Ying-Zheng Qi, Duolikun Muzhaper
Zhongguo Dang Dai Er Ke za Zhi, Chinese Journal of Contemporary Pediatrics 2014, 16 (4): 384-8
24750835

OBJECTIVE: To evaluate the prognostic significance of serum levels of procalcitonin (PCT) and D-dimer in children with systemic inflammatory response syndrome (SIRS).

METHODS: A prospective case control study was conducted on 67 pediatric patients with SIRS who were treated in the pediatric intensive care unit (PICU). Based on the presence or absence of infectious lesions, patients were categorized as sepsis and non-sepsis. Within 24 hours after admission, white blood cell (WBC) count and serum levels of PCT, C-reactive protein (CRP) and D-dimer were determined, and the pediatric critical illness score (PCIS) was calculated. The correlation of PCIS with each of the other measurements was analyzed. On day 28 of follow-up, receiver operator characteristic (ROC) curve was plotted, and the area under ROC (AUC) was calculated. 28-day survival was estimated. Multivariate logistic regression analysis was performed to identify independent risk factors for in-hospital mortality.

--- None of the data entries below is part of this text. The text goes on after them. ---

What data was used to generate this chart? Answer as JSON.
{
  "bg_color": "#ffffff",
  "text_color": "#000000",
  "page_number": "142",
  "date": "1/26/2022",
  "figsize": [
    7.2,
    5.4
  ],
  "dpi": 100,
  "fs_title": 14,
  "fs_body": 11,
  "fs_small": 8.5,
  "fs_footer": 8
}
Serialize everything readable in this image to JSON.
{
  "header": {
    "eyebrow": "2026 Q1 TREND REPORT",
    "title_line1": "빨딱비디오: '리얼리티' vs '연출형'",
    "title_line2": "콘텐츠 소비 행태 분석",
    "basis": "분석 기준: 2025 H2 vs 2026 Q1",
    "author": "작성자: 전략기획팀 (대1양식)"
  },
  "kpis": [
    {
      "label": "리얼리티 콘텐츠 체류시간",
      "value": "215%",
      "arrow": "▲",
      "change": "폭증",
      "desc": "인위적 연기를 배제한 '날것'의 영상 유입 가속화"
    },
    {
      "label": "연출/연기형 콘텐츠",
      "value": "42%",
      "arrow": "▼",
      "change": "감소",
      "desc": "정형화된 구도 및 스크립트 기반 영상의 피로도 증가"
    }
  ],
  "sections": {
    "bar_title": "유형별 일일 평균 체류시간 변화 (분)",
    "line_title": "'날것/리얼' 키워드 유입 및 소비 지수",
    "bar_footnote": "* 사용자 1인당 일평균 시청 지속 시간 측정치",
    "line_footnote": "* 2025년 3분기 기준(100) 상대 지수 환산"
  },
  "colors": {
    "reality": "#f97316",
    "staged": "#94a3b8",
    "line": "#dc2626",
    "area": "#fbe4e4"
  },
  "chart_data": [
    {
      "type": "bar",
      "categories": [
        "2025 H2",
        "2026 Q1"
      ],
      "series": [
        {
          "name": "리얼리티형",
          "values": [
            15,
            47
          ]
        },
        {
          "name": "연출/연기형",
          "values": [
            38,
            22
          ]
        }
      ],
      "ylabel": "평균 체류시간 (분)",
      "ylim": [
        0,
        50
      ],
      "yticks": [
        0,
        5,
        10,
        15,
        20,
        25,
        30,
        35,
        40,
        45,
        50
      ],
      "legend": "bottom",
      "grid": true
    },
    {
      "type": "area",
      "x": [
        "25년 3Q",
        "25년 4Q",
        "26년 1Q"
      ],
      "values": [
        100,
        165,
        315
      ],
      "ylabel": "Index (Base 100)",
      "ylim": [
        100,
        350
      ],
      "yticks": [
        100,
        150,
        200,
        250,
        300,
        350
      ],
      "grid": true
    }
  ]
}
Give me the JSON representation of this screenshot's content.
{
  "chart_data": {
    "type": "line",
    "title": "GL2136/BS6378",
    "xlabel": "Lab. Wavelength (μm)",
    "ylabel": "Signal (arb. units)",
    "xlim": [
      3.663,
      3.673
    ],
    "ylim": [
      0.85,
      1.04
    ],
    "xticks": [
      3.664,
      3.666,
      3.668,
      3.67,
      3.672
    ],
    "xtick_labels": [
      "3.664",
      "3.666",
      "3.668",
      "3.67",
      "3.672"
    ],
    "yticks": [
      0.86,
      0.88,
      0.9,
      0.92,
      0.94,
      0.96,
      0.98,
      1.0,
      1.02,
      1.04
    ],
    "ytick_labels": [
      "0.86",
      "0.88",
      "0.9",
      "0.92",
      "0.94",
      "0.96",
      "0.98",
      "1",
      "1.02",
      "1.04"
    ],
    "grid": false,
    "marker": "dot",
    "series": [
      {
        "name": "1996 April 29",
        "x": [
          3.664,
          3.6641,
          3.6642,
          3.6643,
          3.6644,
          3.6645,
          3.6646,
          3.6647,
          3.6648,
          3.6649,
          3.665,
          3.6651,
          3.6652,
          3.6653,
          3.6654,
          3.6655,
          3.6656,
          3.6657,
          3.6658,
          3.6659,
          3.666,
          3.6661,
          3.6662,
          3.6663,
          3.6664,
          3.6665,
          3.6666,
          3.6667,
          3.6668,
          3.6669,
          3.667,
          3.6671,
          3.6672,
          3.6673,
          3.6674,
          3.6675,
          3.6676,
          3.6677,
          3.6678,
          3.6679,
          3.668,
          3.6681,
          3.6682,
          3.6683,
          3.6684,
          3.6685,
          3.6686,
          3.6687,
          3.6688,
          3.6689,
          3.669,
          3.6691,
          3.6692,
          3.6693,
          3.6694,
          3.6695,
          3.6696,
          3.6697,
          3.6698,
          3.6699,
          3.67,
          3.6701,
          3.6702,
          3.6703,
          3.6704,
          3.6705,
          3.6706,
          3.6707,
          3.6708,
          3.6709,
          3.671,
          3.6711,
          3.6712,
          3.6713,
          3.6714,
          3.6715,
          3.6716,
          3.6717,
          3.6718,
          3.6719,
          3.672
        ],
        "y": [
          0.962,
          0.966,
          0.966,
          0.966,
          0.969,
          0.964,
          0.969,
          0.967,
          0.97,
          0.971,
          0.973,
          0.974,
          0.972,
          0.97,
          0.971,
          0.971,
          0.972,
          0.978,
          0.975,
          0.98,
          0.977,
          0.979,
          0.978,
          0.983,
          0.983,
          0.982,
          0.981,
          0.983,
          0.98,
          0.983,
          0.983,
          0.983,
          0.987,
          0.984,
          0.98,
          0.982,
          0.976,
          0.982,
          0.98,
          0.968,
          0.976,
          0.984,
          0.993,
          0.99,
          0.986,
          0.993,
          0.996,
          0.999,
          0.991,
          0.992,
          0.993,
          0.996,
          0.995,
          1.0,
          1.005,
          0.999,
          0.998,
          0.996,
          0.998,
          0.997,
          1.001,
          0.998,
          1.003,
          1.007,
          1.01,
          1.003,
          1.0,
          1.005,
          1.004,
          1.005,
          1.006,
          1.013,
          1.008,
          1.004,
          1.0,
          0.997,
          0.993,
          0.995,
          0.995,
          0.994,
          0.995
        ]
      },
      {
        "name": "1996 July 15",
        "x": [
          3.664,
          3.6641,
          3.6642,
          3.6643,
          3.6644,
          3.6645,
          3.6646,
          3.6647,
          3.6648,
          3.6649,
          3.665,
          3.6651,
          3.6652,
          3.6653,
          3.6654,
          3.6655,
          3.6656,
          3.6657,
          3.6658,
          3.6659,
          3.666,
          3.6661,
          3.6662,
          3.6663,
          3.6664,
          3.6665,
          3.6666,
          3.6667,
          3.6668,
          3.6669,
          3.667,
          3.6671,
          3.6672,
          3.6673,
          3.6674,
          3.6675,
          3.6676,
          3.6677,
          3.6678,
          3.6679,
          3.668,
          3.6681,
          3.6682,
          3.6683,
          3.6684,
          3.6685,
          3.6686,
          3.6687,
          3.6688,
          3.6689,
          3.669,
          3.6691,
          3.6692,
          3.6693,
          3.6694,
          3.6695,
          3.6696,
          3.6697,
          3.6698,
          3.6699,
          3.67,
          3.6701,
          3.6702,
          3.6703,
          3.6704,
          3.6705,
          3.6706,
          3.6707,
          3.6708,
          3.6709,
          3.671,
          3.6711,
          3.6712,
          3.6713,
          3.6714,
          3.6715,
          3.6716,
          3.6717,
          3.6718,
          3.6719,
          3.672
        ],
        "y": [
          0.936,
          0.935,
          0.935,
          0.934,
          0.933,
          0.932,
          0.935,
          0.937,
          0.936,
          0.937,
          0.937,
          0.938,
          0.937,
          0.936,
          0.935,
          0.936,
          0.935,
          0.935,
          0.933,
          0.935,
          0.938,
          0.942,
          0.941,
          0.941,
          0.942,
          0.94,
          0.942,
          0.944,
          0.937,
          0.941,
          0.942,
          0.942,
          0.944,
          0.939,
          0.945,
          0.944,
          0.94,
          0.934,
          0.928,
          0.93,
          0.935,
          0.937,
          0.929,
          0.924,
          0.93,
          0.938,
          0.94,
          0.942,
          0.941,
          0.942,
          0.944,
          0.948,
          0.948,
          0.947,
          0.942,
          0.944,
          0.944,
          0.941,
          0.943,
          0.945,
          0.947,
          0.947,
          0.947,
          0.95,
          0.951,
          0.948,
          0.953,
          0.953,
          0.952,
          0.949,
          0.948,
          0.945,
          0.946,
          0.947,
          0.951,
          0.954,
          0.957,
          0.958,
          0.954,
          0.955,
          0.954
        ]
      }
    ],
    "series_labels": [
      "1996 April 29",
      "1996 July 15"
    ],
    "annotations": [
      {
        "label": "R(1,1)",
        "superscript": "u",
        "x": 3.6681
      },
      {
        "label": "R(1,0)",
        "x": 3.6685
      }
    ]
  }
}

RESULTS: Serum levels of PCT and D-dimer were significantly higher (P<0.05) but PCIS was significantly lower (P<0.05) in patients with sepsis than in those without sepsis. Both PCT and D-dimer were negatively correlated with PCIS (P<0.01). Serum levels of PCT and D-dimer 24 hours after admission were higher (P<0.05) and PCIS was lower (P<0.05) in non-survivors than in survivors on day 28. AUC was 0.875, 0.872 and 0.863 respectively for PCT, D-dimer and PCIS in the prediction of 28-day survival (P<0.01). Logistic regression analysis revealed that PCT and D-dimer were independent prognostic factors (odd ratio: 1.684 and 1.003; P<0.01).

CONCLUSIONS: Serum levels of PCT may be helpful in differentiating sepsis and non-sepsis at early stage of SIRS in children. PCT and D-dimer are independent risk factors for in-hospital mortality in children with SIRS, and thus have a prognostic significance in clinical settings.